Valgrind and the R memory manager
Valgrind is a set of tools for
detecting memory management bugs. Previously it ran only on x86 Linux,
but version 3.0 supports AMD64 Linux and support for FreeBSD and for
PowerPC Linux are under development.
Typically Valgrind is used with unmodified binaries. It runs the
binary in a CPU emulator and tracks memory allocations and
initialisations. This approach is limited when a program does its own
memory management. In R, memory becomes inaccessible to a correctly
functioning program when it is garbage collected, and integer, logical
and numeric vectors are uninitialized when allocated, but Valgrind does
not know this.
Valgrind provides a `client request mechanism' for programs to provide
information about their own memory management. This has been added to
R-devel. There are four levels of instrumentation, governed by the
macro VALGRIND_LEVEL.
- VALGRIND_LEVEL = 0 removes all Valgrind
instrumentation. This is currently the default
- VALGRIND_LEVEL = 1 marks newly allocated numeric, integer,
and logical vectors as uninitialized, as if they had been obtained from
malloc. This allows Valgrind to catch use of uninitialized
variables. It will also catch some pointer protection bugs. If an
unprotected vector is garbage collected and the memory is reallocated to
a numeric, integer, or logical vector, and is read before being written,
Valgrind will report an uninitialized read. Level 1 imposes little
performance penalty on Valgrind and I hope it will become the default
for suitable platforms.
- VALGRIND_LEVEL = 2 also marks the DATAPTR() section of
each node as inaccessible when the node is garbage collected or when a
new page is obtained, and as accessible when it is allocated. This
catches quite a lot of potential bugs, but makes Valgrind run much
more slowly. The performance penalty seems smaller with Valgrind 3.0 on
AMD64.
- VALGRIND_LEVEL = 3 marks the ATTRIB pointer and the first
three bytes of the SEXPREC_HEADER for all nodes, and the three words of
data in non-vector nodes as inaccessible on garbage collection and as
unitialised when first allocated.
There is a configure option to set VALGRIND_LEVEL,
configure --with-valgrind-instrumentation=##
where ## can be 0, 1, 2, or 3. The default is 0. At the moment
there is no configuration check that the platform is compatible with
valgrind when a level > 0 is specified. Any problems will appear at
compile-time. The potential for problems occurs on x86 platforms other
than Win32 and Linux, and on PowerPC platforms other than Linux.
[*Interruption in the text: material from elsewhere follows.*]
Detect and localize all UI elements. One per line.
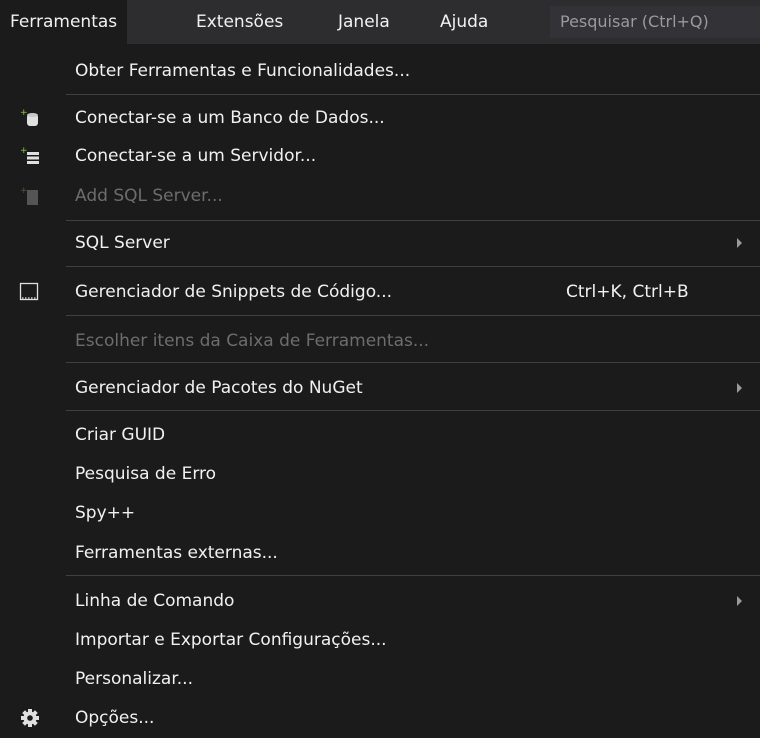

Both levels of instrumentation will catch more bugs when used in
conjunction with gctorture(TRUE). I have added targets
test-Valgrind and test-Vgct to
tests/Makefile. These run the same code as test-Gct
under Valgrind and Valgrind + gctorture() respectively. They report to
standard output all messages from Valgrind.
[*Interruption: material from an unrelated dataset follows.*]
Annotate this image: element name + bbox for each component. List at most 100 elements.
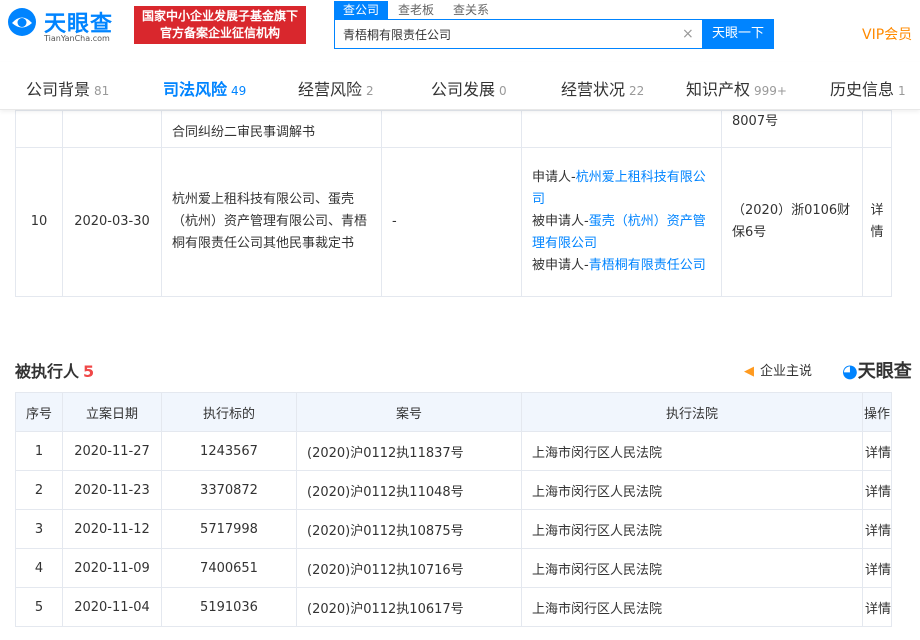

It may be useful to add a fourth level of instrumentation to cover the
header fields of the memory nodes.
Running test-Gct and no-segfault.R under Valgrind has found five
bugs so far. One is purely theoretical (when using unary "!" with two
arguments). Two are briefly unprotected pointers that might
theoretically cause heisenbugs at some point. The final two are real,
if not terribly major: parse(,n=0) used a status variable
that was never set, and regexpr applied STRING_ELT to
the pattern argument before coercing it to a string, so that
> regexpr(NA,"NANA")
[1] 1
attr(,"match.length")
[1] 2
> regexpr(as.character(NA),"NANA")
Error in regexpr(pattern, text, extended, fixed, useBytes) :
invalid argument
Thomas Lumley. 2005-8-9